Von den angestoßenen Veränderungen profitieren nicht nur die Bewohnerinnen und Bewohner auf lange Sicht, sondern auch andere Kommunen können sich ein Beispiel nehmen. Die Wirkung dieser Veranstaltung wird noch lange und bis weit über Fulda hinaus anhalten und für wirtschaftlichen Aufschwung in der ganzen Region sorgen. Mit den vielen Projekten zur Veränderung des Stadtbildes, den neuen Grünflächen und dem Ausbau der Infrastruktur setzt Fulda langfristig wirkende Impulse. Das wird die Stadt- und Regionalentwicklung bedeutend voranbringen.“
Die Landesgartenschau in Fulda steht exemplarisch für die Verbindung von ökologischen, sozialen und wirtschaftlichen Zielen. Neue Grünflächen, aufgewertete Freiräume und begleitende Infrastrukturmaßnahmen zeigen, wie Städte klimaresilient und lebenswert gestaltet werden können.
Bedeutung von Grünflächen im urbanen Raum
„Städtische Grünflächen haben eine immense Bedeutung für das Artenreichtum, für die Gesundheit der Menschen, als Begegnungsstätte, als Standortfaktor für eine attraktive Stadt und für die Bewältigung der Folgen des Klimawandels. Landesgartenschauen sind somit ein großer Gewinn für die Bürgerinnen und Bürger der ausrichtenden Stadt.“
Aus Sicht des Garten- und Landschaftsbaus sind solche Projekte zentrale Treiber für Innovation und Qualität im urbanen Raum. Sie schaffen Referenzflächen für moderne Planung, Bau und Pflege von Außenanlagen und liefern wichtige Impulse für zukünftige kommunale Projekte.
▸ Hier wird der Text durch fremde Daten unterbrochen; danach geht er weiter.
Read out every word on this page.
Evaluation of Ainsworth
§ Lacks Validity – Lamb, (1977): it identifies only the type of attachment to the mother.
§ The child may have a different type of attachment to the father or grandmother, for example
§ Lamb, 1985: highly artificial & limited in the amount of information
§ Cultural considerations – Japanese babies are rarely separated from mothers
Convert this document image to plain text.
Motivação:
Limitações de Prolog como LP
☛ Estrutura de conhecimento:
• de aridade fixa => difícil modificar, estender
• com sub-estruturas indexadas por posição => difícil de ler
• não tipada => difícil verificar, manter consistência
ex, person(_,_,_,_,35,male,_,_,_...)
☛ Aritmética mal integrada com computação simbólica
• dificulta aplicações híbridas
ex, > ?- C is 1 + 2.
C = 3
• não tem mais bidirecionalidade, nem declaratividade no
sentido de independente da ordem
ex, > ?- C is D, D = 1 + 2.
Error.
Kontinuität im Gartenschau-Konzept
Landesgartenschauen finden in Hessen und Thüringen im vierjährigen Turnus statt. Die nächste Hessische Landesgartenschau ist für das Jahr 2027 in der Region Oberhessen geplant. Damit bleibt das Format ein fester Bestandteil der strategischen Stadt- und Freiraumentwicklung – und ein bedeutendes Arbeitsfeld für den Garten- und Landschaftsbau.